The proposal would become effective 180 days after finalization but if an “Approved Insurer” is unable to comply at that time it would be given an additional transition period of up to two years. With the comment period closing on September 8, the rule could conceivable be finalized by the end of 2014. Given the two-year transition buffer, this timeline suggests that the new PMI standards could be fully effective by January 1, 2017.

Subsidiary Capital. Rather than applying a haircut to the total amount of subsidiary capital, the proposal addresses the issue by counting subsidiary dividends to be paid over a one or two-year period if certain conditions are met.

Operational Expenses Likely to Increase

Our sense is that the entire PMI industry is likely to see an increase in operational expenses as a result of the proposed capital requirements. As we have witnessed in the banking sector, the cost to comply with risk-based capital requirements can prove comparatively costly.

Industry and Congressional Pushback Expected

We believe that the PMI industry will argue that these proposals, if enacted without changes, would result in tighter mortgage credit for borrowers and an expansion of the government’s footprint in the mortgage market as borrowers would shift to the FHA. For example, our sense is that MTG’s initial release was primarily intended to begin influencing the public debate over this proposal’s impact. Both lawmakers and regulators have expressed their concern about the state of mortgage credit availability, which suggests that the calls for softening this proposal are likely to gain traction.

Comment Period Will Influence Outcome 

We believe that the PMI industry will focus its comments on credit availability and the potential unintended consequence of the FHA's market share increasing as a result of this proposal. Our sense is that the political climate in D.C. will be receptive to this argument and that the FHFA will ultimately soften this proposal. 

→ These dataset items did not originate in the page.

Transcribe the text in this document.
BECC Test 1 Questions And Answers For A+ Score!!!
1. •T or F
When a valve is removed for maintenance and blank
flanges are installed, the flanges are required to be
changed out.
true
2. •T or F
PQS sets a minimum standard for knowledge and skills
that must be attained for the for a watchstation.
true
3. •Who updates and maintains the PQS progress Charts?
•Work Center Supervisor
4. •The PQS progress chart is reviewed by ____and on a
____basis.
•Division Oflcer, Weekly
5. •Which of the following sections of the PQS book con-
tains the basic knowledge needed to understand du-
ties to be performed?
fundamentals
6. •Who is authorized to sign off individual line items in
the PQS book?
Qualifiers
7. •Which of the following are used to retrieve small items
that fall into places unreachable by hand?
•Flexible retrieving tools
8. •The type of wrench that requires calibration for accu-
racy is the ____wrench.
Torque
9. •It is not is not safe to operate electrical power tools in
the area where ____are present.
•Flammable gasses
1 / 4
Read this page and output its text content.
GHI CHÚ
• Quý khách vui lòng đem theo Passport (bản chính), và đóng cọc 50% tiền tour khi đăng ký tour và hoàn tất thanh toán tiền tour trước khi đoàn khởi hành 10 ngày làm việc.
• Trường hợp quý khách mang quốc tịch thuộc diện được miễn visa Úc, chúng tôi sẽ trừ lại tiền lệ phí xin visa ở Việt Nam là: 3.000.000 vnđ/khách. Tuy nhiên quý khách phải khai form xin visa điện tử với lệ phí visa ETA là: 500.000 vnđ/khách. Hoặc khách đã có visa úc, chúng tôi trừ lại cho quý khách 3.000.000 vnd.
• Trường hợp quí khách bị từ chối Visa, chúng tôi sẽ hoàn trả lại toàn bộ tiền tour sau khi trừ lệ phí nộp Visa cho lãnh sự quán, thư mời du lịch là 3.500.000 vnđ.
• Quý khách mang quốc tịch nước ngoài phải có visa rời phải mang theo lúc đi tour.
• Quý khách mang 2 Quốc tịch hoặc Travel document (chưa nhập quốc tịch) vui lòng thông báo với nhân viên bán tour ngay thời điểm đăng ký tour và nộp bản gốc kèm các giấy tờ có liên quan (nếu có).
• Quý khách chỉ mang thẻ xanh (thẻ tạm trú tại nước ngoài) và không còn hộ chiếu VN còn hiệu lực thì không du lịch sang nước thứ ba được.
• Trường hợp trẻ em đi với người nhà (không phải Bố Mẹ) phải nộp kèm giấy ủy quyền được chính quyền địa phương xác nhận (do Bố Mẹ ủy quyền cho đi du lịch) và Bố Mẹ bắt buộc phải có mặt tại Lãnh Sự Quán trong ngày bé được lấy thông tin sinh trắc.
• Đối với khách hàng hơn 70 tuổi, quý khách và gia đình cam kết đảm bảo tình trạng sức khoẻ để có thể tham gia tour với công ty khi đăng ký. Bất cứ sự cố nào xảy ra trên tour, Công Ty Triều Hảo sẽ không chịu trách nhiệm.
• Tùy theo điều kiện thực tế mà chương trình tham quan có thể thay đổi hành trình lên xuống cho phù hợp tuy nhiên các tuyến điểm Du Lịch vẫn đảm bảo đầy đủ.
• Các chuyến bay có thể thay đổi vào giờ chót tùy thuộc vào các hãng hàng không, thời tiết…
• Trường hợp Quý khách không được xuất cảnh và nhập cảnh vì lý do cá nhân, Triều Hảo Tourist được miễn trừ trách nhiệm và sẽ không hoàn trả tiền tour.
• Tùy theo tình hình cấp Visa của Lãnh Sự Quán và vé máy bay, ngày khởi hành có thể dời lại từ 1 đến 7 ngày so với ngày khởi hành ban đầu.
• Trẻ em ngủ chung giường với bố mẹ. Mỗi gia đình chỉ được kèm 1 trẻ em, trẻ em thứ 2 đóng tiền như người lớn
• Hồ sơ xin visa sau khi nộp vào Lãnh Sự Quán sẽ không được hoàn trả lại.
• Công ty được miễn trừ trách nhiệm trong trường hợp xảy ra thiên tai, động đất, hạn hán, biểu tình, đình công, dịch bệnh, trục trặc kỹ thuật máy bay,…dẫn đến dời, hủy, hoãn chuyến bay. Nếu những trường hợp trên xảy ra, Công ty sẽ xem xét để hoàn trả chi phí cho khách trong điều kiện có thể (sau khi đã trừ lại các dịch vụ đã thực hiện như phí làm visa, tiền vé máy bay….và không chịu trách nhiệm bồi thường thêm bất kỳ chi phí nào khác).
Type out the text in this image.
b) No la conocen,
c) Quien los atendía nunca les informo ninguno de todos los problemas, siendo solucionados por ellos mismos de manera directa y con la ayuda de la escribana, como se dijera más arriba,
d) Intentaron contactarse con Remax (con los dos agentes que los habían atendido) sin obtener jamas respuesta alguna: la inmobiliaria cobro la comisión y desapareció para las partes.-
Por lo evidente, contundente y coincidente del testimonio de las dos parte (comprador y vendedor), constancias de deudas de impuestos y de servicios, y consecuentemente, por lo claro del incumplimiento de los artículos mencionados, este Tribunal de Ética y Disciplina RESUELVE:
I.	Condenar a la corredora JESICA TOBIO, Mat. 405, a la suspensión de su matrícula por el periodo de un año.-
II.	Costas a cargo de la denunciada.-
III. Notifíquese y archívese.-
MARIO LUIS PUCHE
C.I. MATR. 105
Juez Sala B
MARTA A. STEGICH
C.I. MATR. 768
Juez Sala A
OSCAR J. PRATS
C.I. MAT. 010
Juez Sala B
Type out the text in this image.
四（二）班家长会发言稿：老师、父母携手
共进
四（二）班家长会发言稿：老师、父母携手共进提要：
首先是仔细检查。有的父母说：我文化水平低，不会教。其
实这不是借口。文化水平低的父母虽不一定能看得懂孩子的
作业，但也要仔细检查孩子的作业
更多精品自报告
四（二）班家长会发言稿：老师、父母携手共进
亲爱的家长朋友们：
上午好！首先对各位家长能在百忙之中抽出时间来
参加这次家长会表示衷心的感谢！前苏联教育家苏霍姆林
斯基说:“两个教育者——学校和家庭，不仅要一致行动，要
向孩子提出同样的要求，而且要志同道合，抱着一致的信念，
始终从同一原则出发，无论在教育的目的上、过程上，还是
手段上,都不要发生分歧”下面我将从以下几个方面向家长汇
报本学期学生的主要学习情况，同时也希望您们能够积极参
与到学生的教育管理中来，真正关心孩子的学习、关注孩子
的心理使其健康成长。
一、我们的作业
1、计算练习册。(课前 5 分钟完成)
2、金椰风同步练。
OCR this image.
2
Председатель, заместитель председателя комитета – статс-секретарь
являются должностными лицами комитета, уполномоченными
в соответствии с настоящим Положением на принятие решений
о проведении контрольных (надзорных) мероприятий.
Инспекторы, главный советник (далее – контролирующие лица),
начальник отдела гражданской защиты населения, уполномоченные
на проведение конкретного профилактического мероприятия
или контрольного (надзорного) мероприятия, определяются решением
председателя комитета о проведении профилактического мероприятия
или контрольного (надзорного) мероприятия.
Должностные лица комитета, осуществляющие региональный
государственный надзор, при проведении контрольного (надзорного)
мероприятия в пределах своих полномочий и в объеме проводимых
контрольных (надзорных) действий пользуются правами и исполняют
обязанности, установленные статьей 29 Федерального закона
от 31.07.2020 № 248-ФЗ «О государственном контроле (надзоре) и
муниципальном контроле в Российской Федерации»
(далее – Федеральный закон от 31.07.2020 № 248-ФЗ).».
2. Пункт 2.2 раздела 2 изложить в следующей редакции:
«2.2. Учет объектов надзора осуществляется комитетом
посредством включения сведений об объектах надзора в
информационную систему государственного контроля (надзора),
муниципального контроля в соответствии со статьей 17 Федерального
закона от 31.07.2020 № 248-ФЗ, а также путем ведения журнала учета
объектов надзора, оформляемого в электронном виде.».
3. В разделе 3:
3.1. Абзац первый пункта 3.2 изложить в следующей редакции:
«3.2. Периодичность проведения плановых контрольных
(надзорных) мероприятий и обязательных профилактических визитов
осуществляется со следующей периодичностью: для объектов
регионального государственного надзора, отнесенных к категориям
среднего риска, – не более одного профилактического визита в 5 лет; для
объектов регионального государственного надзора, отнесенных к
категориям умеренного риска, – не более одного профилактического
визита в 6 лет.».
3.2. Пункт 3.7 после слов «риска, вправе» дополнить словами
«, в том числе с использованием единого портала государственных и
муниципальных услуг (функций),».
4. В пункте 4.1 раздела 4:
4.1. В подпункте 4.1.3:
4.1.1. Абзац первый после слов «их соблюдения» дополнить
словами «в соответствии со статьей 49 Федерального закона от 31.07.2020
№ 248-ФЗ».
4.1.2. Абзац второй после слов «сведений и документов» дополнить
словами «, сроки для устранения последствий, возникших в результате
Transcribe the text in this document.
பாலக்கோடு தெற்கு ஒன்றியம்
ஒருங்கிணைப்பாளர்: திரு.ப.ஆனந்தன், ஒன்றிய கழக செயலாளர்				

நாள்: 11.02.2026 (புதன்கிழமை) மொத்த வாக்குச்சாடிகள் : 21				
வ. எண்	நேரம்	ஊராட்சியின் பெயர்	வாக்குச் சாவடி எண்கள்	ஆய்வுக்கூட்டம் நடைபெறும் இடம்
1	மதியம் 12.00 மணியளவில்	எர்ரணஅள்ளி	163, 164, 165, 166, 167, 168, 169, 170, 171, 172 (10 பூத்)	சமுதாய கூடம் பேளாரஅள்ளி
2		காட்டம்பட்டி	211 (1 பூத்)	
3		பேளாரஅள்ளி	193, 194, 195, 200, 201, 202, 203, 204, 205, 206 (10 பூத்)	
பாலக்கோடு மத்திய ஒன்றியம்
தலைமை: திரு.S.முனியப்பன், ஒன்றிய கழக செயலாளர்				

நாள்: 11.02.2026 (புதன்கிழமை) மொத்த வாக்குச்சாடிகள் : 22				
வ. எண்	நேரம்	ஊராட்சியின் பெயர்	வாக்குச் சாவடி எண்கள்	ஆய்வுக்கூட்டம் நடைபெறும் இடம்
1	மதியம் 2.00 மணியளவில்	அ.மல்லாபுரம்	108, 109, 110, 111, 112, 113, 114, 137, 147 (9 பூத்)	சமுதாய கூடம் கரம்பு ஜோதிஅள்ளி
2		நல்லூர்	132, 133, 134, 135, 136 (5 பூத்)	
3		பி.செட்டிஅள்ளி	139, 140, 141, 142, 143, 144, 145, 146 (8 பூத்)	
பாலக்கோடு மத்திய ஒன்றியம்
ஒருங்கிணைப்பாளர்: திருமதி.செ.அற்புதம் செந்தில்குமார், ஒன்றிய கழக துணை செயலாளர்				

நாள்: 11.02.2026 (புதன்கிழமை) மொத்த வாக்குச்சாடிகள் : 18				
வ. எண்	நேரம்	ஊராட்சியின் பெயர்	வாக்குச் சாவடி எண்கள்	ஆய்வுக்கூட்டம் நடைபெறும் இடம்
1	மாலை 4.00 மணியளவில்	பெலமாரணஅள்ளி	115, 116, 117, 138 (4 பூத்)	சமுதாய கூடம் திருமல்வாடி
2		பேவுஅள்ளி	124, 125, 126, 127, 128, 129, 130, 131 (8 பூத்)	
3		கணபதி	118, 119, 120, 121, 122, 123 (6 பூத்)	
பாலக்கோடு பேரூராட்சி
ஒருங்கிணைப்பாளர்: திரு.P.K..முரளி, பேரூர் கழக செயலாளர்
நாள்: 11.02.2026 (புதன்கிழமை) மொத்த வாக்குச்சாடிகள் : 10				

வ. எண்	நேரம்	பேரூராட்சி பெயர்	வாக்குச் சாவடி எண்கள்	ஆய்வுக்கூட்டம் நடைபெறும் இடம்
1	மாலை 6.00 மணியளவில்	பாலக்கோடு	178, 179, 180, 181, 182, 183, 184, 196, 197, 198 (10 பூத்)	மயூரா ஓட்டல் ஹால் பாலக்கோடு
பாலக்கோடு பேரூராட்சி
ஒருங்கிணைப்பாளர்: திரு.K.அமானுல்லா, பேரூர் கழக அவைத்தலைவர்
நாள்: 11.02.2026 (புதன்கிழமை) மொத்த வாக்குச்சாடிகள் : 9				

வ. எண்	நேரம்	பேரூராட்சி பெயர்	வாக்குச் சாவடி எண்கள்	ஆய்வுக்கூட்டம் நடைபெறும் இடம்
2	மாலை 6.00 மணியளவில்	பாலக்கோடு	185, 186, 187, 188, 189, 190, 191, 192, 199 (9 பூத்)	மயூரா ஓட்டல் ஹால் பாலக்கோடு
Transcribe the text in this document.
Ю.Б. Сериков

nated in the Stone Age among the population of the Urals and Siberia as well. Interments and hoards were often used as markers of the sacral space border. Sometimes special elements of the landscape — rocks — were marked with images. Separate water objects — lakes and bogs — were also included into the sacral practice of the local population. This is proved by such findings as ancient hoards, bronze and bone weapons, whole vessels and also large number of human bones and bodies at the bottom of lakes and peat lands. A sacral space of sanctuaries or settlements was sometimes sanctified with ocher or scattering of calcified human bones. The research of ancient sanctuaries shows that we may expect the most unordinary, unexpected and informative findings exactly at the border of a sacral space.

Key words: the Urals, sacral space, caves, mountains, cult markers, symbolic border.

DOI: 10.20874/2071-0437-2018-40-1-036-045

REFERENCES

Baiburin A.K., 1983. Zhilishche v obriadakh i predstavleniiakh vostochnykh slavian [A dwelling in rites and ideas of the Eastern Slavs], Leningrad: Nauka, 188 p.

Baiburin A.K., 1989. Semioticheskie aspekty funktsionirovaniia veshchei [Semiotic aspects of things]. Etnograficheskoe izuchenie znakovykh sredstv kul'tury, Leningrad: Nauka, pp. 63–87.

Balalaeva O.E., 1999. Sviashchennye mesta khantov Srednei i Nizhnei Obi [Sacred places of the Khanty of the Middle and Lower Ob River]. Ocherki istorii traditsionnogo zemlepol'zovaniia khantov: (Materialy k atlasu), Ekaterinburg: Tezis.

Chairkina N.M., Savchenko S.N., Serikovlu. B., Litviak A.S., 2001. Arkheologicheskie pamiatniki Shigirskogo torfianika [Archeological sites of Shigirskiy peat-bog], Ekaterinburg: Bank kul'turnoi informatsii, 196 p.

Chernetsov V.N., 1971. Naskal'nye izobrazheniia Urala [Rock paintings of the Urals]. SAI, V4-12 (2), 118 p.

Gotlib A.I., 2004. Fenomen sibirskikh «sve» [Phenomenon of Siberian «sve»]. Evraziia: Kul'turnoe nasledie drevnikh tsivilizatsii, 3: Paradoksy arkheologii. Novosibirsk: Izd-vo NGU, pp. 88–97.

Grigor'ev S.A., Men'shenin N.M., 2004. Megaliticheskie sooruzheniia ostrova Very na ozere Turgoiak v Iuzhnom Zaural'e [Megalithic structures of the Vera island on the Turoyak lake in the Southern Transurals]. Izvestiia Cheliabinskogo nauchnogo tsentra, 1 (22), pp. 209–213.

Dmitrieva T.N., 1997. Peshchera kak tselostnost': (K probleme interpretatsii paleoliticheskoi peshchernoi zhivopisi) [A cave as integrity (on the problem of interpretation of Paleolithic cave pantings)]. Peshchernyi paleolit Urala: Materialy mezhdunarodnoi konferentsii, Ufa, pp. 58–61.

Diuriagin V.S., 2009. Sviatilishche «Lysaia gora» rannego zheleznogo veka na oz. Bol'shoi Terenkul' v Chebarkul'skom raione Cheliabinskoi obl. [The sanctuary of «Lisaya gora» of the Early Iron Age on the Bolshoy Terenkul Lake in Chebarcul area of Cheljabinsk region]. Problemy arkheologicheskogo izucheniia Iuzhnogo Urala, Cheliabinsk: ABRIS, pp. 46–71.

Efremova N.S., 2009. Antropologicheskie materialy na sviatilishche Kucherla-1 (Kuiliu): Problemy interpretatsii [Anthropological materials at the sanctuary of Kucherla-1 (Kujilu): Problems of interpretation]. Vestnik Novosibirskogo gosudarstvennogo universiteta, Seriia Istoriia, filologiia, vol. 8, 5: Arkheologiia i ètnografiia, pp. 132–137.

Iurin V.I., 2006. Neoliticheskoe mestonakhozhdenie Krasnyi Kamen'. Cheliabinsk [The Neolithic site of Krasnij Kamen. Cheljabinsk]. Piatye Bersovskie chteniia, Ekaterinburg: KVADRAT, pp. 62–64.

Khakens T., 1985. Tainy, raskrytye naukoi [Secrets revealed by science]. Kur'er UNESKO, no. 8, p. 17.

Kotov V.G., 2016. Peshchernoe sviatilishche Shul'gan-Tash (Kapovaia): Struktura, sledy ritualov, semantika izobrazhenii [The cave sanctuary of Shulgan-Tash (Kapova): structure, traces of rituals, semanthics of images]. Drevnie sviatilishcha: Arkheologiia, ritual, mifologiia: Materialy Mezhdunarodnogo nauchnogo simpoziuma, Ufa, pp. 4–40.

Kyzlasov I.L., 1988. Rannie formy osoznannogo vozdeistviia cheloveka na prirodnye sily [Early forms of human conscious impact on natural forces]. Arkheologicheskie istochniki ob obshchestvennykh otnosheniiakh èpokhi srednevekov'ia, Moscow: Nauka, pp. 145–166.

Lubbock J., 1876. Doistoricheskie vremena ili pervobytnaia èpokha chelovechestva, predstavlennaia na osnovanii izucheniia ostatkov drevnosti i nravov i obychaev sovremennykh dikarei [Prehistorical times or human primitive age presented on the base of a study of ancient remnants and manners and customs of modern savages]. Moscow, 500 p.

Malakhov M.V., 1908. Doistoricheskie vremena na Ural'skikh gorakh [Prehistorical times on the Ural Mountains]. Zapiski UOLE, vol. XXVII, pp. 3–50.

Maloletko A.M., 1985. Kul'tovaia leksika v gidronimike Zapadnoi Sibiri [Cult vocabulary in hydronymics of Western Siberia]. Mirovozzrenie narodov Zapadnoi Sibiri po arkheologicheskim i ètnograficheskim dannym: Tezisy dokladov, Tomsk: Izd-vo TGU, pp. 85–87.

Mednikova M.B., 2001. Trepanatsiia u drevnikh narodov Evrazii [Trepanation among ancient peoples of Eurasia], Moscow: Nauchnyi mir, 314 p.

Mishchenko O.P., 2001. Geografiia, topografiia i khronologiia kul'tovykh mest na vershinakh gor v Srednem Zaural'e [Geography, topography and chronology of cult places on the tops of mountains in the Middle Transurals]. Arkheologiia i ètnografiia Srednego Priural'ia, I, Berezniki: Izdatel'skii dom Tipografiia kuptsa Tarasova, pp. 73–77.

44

Following the comment period, we believe that a number of specific elements of this proposal could be altered including: (1) the exclusion of future contractual premiums from the definition of available assets; (2) the risk-based required asset factors for borrowers in lower credit bands for post-2008 vintages; and (3) the pro-cyclical treatment of new business given both the requirement for additional assets to be held against delinquent loans as well as the lack of a provision which would release assets held against performing loans after a certain period of time.

“We expect MTG, RDN, and GNW to argue aggressively that the risk-based treatment of 2005-2008 vintages is unnecessarily burdensome but it remains to be seen if the new entrants to the industry will support their legacy competitors on this issue,” the note says. “We include a table detailing the risk-based differences between vintages on page 3 in order to illustrate the legacy firm's disadvantage under this proposal.”

Radian’s leadership has reservations with the initial draft and wants to work with FHFA to guide the drafting process.

“Radian fully supports the need for strong counterparties to Fannie Mae and Freddie Mac, and the need for well-defined standards against which private mortgage insurers should be measured,” said Radian Guaranty President Teresa Bryce Bazemore. “We believe appropriately structured PMIERs will better position our industry to continue serving its critical role in the housing finance market, including providing worthy borrowers with access to homeownership.”

The company’s comments will also outline how the proposed PMIERs are inconsistent with the FHFA’s stated goal of expanding access to mortgage credit and reducing taxpayer risk by increasing the role of private capital in the mortgage market.